The Acropora genus, in which these two corals are found, forms the most abundant and species-rich group of corals in the world. Only three of the species of this genus are found in the Caribbean and around the Cayman Islands – staghorn coral (Acropora cervicornis), elkhorn coral (Acropora palmata), and fused staghorn (Acropora prolifera), which is a hybrid of the two.
The National Oceanic and Atmospheric Administration is funding an Acropora Workshop in the Cayman Islands on 16, 17 and 18 April. The workshop, organised by the Coral Reef Research Club at St. Matthew’s University’s School of Veterinary Medicine and the Coral Disease and Health Consortium.
The goal of the workshop is to provide a method to assist coral reef managers, particularly those with limited resources, to assess and manage the health of their respective coral populations.

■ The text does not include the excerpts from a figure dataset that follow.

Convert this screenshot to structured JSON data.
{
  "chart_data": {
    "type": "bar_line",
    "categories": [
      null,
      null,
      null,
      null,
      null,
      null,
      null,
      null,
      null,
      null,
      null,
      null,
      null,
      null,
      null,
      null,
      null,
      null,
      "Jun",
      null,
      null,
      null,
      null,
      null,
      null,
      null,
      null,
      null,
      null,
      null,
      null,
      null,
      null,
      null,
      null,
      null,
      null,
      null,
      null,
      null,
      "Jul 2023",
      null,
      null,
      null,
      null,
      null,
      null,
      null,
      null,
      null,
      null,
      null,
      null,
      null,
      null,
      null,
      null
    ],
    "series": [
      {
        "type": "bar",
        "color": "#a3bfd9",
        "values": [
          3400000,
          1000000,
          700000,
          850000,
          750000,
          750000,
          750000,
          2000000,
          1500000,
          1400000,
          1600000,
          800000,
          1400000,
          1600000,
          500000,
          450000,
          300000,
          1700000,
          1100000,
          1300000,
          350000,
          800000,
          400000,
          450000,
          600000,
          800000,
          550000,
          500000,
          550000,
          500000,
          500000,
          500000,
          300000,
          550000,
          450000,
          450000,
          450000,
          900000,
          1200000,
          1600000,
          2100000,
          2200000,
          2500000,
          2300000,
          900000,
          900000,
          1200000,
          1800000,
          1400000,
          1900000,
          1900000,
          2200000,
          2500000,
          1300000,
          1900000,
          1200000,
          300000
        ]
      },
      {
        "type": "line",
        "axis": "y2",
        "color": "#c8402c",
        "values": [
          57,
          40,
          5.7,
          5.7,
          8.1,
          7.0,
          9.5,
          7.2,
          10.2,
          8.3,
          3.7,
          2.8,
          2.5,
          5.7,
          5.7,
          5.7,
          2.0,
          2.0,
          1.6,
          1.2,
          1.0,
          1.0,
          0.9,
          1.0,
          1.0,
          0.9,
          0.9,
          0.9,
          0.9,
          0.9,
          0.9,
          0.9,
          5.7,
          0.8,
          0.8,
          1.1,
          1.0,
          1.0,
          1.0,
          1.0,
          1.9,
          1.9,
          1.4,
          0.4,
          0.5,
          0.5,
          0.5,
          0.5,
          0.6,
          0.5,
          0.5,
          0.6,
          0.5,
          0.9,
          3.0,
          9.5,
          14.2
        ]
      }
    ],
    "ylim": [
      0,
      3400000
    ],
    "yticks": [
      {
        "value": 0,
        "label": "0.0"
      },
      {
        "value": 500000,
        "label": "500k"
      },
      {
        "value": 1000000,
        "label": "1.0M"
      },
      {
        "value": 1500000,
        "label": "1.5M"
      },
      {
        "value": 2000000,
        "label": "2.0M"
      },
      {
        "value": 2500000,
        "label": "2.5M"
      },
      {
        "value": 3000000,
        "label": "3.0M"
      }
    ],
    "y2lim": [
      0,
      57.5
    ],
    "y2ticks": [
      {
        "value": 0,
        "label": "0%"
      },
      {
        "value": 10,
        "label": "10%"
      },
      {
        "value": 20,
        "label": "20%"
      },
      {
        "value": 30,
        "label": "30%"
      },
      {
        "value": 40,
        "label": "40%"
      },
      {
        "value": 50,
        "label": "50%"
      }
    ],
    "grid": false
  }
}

Scott Taylor from SMU, who is coordinating the workshop, said the purpose of the three-day event is to get “different professionals together and sit down and work out ways we can deal with some of the problems we are seeing with Acropora”.
“There will be people who regularly go out and do surveys on the reef and count corals and measure corals… There will be people who study coral diseases and how diseases are spread around the reef throughout the region. There will also be animal health professionals, and that is where the veterinary school comes in. We have people who regularly work with animal diseases and we are looking at the same types of microbes seen in coral as we do in other animals,” he said.
A combination of natural and human-induced stressors have affected the staghorn and elkhorn corals, locally and regionally, over the years.
“Staghorn and elkhorn corals require very clear waters with high sunlight, lots of water movement (waves and currents) and good water quality in which to thrive. Land-based sources of pollution, such as runoff, sewage discharge, dredging and coastal development have all increased nutrient levels, sediment loading and turbidity contributing to poor water quality,” said Mr. Austin.
He added that runoff can also reduce oxygen levels and possibly introduce disease pathogens and that high nutrient levels can also allow large fleshy algae, known as macroalgae, to overgrow corals.
“The two most significant diseases affecting staghorn and elkhorn corals are white-band disease and white pox/patchy necrosis. These two diseases are thought responsible for the rapid decline of these corals throughout the 1980s,” Mr. Austin explained.
Corals have also been affected by climate change and its associated increased water temperature and elevated light levels that are believed to cause bleaching, reduced coral growth rates and deposition rate of their calcium carbonate skeleton.
“Overfishing and disease have caused a reduction in a number of important predatory fishes such as groupers, and herbivores (plant eaters) such as parrotfish. Reduction in numbers of predatory fishes can also lead to an increase in organisms that feed on staghorn and elkhorn, such as the short coral snail, fireworm, and damselfish.
“Furthermore, without a healthy herbivorous fish population, macroalgae growth limits the recovery of stressed corals and the settlement of new baby corals to replace those that have been lost from disease, bleaching, predation and overgrowth,” said Mr. Austin.
When you spot them…
Anyone who spots the elkhorn or staghorn corals is asked to email the Department of Environment on [email protected] and give details about which species was spotted (staghorn or elkhorn); location of the sighting, with a detailed description of the distance from shore and the depth of water; when the coral was sighted; how much area was covered by the coral; its condition, including details of whether it was diseased, bleached, healthy, etc.; and any other notes or comments.
Those who send information to the department are also asked to include their contact information so they can be reached if further details are needed.